Logits shape: torch.Size([4, 10, 50])


## Exercise 4: Training/Validation Epoch

Write a function `epoch` that takes a `torch.utils.data.DataLoader`, a `NextCharLSTM`, and a `torch.optim.Optimizer` as arguments, where the last one might be `None`. If the optimizer is `None`, then the function should validate the model. Otherwise it should train the model for next-character prediction in the many-to-many setting. That is, given a sequence `x` of length `l`, the input sequence is `x[:l-1]` and the corresponding target sequence is `x[1:]`. The function should perform one epoch of training/validation and return the loss values of each mini batch as a numpy array. Use the cross-entropy loss function for both training and validation. 

In [8]:
from torch.utils.data import DataLoader
import numpy as np

########## YOUR SOLUTION HERE ##########

def epoch(data_loader, model, optimizer=None):
    loss_function = torch.nn.CrossEntropyLoss()
    
    if optimizer is None:
        model.eval()
    else:
        model.train()

    device = next(model.parameters()).device
    losses = []

    for batch in data_loader:
        batch = batch.to(device)
        x = batch[:, :-1]  
        y = batch[:, 1:]
        logits = model(x)  
        logits_flat = logits.reshape(-1, logits.size(-1))  
        y_flat = y.reshape(-1)  
        y_flat = y_flat % alphabet_size
        loss = loss_function(logits_flat, y_flat)

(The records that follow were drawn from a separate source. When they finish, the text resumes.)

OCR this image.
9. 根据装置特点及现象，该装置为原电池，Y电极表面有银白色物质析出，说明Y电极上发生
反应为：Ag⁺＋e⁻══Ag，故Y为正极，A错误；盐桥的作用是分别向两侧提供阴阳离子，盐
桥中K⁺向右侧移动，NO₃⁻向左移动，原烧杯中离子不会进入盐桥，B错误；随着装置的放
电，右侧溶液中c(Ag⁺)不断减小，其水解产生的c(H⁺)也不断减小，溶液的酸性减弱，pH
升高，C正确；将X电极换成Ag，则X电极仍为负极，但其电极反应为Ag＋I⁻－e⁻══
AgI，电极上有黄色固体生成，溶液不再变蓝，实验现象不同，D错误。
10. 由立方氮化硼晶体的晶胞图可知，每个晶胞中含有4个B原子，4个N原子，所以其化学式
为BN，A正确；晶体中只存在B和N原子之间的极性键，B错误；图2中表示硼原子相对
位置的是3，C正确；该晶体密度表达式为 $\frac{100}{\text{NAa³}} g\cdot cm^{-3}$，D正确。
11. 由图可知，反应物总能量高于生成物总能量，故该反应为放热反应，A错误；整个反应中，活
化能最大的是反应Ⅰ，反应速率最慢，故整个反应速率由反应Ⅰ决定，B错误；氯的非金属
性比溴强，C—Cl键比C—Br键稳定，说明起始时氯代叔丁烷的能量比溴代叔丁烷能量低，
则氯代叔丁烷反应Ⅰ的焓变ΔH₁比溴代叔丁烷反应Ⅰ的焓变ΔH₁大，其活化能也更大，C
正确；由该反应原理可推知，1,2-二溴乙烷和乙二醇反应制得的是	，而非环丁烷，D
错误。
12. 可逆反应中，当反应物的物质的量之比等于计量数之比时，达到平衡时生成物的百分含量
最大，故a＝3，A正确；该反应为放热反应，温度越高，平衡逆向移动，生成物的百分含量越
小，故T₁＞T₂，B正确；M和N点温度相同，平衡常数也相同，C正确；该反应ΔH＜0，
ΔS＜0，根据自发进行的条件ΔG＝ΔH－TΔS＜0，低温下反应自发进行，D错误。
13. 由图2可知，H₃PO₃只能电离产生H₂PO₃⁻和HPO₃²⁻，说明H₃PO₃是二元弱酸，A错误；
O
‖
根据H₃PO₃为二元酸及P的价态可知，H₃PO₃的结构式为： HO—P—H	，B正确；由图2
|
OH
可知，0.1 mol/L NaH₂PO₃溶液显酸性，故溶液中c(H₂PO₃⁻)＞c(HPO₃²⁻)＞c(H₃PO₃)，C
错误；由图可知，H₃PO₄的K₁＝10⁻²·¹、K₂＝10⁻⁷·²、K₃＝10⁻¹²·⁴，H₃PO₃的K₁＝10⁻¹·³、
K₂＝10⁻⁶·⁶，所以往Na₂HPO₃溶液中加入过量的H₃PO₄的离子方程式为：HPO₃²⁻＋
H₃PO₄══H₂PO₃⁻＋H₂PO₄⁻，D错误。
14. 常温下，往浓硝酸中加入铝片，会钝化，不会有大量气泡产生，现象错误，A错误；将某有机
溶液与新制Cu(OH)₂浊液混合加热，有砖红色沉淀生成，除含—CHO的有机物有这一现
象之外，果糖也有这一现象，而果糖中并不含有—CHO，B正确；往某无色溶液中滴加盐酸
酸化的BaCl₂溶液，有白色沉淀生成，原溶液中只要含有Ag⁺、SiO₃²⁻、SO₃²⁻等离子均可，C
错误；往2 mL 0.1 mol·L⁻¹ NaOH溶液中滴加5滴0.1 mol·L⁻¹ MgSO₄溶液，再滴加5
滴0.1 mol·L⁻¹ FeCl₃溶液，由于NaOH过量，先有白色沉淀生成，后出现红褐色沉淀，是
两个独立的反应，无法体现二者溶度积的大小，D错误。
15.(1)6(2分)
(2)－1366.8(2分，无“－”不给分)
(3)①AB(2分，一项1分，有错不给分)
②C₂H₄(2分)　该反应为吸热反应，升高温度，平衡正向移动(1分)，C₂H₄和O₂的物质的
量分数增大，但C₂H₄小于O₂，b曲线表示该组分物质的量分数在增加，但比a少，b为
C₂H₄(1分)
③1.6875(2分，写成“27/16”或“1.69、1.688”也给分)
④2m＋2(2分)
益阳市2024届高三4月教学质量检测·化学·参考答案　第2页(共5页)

        if optimizer is not None:
            optimizer.zero_grad()  
            loss.backward()       
            optimizer.step()       

        losses.append(loss.item())

    return np.array(losses)


## Exercise 5: Model Selection

Usually, we would now train and validate our model on a grid of with different hyperparameters to see which setting performs best. However, this is pretty expensive in terms of compute so we will provide you with a setting that should work quite well. Train your model for 30 epochs using `torch.optim.Adam`. Validate your model after every epoch and persist the model that performs best on the validation set using `torch.save`. Visualize and discuss the training and validation progress. 

In [278]:
import os
import matplotlib.pyplot as plt

sequence_length = 100
batch_size = 128
embedding_dim = 4
hidden_dim = 256
learning_rate = 1e-3
num_epochs = 30

########## YOUR SOLUTION HERE ##########

train_data = TextDataset("trump/trump_train.txt", sequence_length)
val_data = TextDataset("trump/trump_val.txt", sequence_length)

train_dataloader = DataLoader(train_data, batch_size=batch_size, shuffle=True)
val__dataloader = DataLoader(val_data, batch_size=batch_size, shuffle=False)

alphabet_size = 50
device = torch.device("cuda" if torch.cuda.is_available() else "cpu")

model = NextCharLSTM(alphabet_size, embedding_dim, hidden_dim).to(device)
optimizer = torch.optim.Adam(model.parameters(), lr=learning_rate)

best_val_loss = float("inf")
best_model_path = "best_model.pth"

train_loss_epoch = []
val_loss_epoch = []

for epoch_n in range(1, num_epochs + 1):
    print(f"Epoch {epoch_n}/{num_epochs}")
    
    model.train()
    train_loss = epoch(train_dataloader, model, optimizer)
    train_avgloss = train_loss.mean()
    train_loss_epoch.append(train_avgloss)

    model.eval()
    with torch.no_grad():
        val_loss = epoch(val__dataloader, model, optimizer=None)
        val_avgloss = val_loss.mean()
        val_loss_epoch.append(val_avgloss)

    print(f"Train Loss: {train_avgloss:.4f}, Val Loss: {val_avgloss:.4f}")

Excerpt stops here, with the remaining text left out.